Pageantry

The “MO” set in honor of Mona from this years show that I wrote for Lynbrook High School.

Most people who know me in the real world know that I have an incredible love for Pageantry and the Marching Arts.

That’s “Marching Band” to anyone who doesn’t live and breathe pageantry.

The funny thing is…this love was basically a very very small ember after college. I had moved away from that part of my life.

My fondest memories of high school are of Marching Band and the same goes for College.

But after that time, there seemed to be no path forward with it…and as with most of my friends from High School and College now…those days of being on the field were becoming a fond set of memories.

Mona, however, continued on and marched and taught Drum Corps (essentially “professional” marching arts) and through that, I gained many new friends…who also inspired me greatly.

I never marched corps. I auditioned…I made it two times.

The first time I was young and overwhelmed (I know that’s probably a huge surprise to those that were used to seeing my external WAY TOO CONFIDENT (at that time!) persona) and didn’t keep on with it. The second time I didn’t march because I worked over the summer so Mona COULD march what she called her “age out” year (even though it was a year before that actual year).

After Mona “aged out” she went on to teach corps and also was instructing for high schools.

Out of the blue one day she asked me to come along with her just to hang out and see what was going on.

I went with her to Santa Clara high school…talked to the kids…and hung out. But it was just a guard practice to I felt DEFINITELY out of place (which is incredibly funny now considering that it’s the place I feel MOST comfortable now).

Then she went to Independence a bit later and that was the full band. I sat in the stands and got introduced to the band director there. Mike Kambeitz. Who asked me,

“Why are you wasting your time sitting in the stands? Come down here on the field and get to work!”

And that was essentially the re-kindling of my love for the Marching Arts.

A few years later one of my best friends in the world became the director at Independence when Mike retired. Ken Ponticelli.

He fostered my insanity and desire to push the limits. He gave me the immense gift of being able to tell stories through his students and performers and I became his “assistant-director” (his words not mine).

I had another great friend show me the ropes of drill writing. Mike Zerbini. I learned a ton through teaching his drill…and his approach to the design process still threads through my own.
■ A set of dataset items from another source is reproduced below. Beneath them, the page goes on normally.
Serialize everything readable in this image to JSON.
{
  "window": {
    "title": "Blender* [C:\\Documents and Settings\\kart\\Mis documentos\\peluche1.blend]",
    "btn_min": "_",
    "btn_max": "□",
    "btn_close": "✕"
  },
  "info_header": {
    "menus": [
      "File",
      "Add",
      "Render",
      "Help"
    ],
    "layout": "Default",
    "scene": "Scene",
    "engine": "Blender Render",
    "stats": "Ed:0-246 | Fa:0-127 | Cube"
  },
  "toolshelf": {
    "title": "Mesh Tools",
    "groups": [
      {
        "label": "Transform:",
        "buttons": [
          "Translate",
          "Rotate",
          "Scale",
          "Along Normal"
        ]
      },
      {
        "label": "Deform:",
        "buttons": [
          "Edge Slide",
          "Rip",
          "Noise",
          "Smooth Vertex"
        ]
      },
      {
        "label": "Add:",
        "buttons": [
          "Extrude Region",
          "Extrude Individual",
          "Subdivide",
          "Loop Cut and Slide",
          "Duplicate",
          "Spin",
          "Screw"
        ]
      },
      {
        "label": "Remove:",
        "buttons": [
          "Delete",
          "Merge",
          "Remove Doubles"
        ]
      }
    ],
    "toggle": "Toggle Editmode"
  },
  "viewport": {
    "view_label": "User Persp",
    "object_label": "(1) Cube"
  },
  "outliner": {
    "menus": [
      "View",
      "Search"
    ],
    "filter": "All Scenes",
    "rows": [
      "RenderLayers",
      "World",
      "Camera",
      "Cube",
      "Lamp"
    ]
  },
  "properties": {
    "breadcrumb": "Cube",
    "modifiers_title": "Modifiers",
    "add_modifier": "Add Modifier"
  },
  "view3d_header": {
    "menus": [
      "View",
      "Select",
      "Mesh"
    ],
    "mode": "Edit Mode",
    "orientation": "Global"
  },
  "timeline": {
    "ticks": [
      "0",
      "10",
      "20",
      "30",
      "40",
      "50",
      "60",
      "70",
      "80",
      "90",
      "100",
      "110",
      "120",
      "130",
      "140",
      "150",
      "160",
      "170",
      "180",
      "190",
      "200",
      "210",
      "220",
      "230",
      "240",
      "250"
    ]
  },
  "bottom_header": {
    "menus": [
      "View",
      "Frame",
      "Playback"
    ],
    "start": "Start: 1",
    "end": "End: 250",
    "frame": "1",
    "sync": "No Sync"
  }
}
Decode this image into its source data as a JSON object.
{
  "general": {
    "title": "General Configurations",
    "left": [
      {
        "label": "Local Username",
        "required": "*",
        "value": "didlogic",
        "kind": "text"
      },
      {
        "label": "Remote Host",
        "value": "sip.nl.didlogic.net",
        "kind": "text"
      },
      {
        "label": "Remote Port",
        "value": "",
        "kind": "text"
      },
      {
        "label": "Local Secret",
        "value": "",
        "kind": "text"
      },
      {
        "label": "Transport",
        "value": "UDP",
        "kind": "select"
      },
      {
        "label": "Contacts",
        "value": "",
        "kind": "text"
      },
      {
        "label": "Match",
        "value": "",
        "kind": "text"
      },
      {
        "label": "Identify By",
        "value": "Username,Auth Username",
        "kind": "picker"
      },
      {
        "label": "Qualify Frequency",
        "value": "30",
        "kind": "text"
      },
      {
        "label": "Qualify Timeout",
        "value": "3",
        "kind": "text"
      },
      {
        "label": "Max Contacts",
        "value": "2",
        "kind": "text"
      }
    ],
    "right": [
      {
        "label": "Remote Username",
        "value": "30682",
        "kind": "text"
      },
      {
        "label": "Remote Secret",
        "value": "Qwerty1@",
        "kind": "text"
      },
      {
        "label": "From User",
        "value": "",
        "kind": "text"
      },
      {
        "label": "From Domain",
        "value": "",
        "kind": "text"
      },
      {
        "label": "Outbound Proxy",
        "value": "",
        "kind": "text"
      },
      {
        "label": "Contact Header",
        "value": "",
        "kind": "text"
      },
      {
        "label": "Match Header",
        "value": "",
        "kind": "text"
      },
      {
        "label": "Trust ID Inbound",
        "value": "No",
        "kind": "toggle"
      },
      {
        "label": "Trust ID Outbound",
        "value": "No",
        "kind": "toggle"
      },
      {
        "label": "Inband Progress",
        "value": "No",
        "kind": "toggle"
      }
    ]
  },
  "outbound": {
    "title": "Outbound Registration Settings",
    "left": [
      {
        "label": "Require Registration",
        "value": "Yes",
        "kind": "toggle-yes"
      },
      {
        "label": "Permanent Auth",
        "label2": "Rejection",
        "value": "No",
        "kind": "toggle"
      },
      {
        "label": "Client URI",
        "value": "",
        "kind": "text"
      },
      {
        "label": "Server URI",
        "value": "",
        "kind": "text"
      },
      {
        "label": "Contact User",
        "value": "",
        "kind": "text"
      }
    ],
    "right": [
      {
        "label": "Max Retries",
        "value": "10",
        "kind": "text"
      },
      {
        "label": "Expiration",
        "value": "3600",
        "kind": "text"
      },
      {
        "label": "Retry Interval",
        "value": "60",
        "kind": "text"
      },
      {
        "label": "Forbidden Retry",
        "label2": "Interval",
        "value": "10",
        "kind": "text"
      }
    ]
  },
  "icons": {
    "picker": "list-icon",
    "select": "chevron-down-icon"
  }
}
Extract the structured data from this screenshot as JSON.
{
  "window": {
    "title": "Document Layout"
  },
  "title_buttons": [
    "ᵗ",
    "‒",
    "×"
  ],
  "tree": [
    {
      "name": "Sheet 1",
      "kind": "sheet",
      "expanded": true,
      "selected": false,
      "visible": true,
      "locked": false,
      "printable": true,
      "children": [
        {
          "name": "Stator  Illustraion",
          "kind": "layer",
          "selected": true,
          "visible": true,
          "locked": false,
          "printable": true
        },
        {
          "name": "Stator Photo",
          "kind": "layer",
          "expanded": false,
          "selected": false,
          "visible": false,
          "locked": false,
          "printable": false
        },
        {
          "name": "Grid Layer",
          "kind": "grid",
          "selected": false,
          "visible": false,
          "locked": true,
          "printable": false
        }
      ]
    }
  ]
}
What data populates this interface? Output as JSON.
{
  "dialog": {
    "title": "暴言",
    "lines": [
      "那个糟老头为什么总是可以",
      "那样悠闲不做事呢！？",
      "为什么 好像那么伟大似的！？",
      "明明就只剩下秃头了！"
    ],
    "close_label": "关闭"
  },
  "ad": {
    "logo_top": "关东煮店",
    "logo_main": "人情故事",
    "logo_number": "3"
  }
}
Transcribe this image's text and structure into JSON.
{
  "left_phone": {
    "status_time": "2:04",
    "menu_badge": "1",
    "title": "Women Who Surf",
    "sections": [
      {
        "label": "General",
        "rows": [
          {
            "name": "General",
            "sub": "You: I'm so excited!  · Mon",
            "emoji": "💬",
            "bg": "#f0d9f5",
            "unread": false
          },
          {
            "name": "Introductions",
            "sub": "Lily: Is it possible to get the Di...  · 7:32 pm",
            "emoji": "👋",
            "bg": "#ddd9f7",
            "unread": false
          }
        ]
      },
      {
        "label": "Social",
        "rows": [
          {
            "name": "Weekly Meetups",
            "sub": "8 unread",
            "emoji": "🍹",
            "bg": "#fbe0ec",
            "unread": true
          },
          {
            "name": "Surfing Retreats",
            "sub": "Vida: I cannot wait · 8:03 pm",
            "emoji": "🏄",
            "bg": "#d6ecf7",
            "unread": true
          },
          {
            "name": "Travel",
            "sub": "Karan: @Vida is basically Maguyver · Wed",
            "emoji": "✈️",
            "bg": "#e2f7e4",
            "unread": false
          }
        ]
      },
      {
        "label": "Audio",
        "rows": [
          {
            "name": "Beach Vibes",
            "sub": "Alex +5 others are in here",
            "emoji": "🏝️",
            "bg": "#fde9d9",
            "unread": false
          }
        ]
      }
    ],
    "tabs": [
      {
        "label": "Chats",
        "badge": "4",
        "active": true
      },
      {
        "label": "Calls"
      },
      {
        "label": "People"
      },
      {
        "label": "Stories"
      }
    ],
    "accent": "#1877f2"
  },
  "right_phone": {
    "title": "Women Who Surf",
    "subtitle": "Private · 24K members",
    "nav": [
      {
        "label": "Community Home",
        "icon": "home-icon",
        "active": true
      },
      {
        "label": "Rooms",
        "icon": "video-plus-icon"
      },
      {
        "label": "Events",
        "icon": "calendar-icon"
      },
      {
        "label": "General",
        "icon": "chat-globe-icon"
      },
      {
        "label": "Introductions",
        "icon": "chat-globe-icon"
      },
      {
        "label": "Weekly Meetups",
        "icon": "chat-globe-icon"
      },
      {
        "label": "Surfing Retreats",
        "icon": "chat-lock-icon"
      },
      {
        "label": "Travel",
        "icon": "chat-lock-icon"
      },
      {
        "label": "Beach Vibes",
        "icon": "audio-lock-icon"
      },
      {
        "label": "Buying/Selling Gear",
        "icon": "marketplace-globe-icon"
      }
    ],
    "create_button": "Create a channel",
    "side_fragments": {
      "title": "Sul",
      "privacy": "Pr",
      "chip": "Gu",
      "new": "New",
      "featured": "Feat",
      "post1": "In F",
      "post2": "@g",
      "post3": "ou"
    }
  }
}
And all the while, Mona stood beside me. Encouraging my love for design and the art. Lots of mistakes were made and a lot of over-zealousness. She tempered my visions to help make them real and achievable.

I never really FULLY understood just how much she encouraged and motivated me until this past season….when she was physically gone from my presence. I always KNEW she was a huge influence…but it wasn’t until she was gone physically that I realized just how much I relied on her.

She taught me critical things about the integration of the elements of the ensemble…and I soaked up as much information as I could from her. Being a “horn” guy, I knew essentially nothing about color guard staging or the intricacies of timing and movement of that particular part of the ensemble.

She did it in a way that was invisible to me. She just passed the knowledge along and it was effortless for her to do so.

I missed so much this past season the ability to have her come stand over my shoulder and look at a sequence on the computer as I wrote.  That extra confidence I would have with her assurance was gone.  I had to evolve and find that confidence in myself. I was forced to grow and mature and to push forward without second-guessing.

I have other friends that I run things off of, and I trust their input 100%. They provide insight and guidance and assurance which gives me the confidence to actually say “ok…that will work”.

But it was always different with Mona because of how we worked in sort of a symbiotic way.

I felt this “guilt” over the course of the season as I got to still create and Mona wasn’t. Her works were finished and I still get to go on and expand mine. It just seemed incredibly unfair and wrong to me.

She was the one that started this…in my mind, it’s only fair that she be the one that still gets to keep going. But that’s obviously not possible.

I realized though…that her voice is still there.  It was a massive factor in my writing this season…I just had to listen in a different way. In fact, it’s louder than it ever has been.

One of the things that pops into my head quite often nowadays is that once our physical presence is gone…we are just memories in peoples minds. Our assets, our physical things are of no consequence. They are just “things”. Who we are is what we have done and created. Who we’ve affected and how we have done so.

I thank Mona every day in my mind (and sometimes even vocally) for the gift she gave me. This passion and love. She’s with me, creating, and living through the arts.

And while I miss her, I see her in my writing.  I see her in spinning silks and evolving forms.

I hear her in the loud impacts when rifles hit palms.

And I feel her in those few stirring moments of silence on the field.

For those few minutes. She’s with me again. And it’s magical.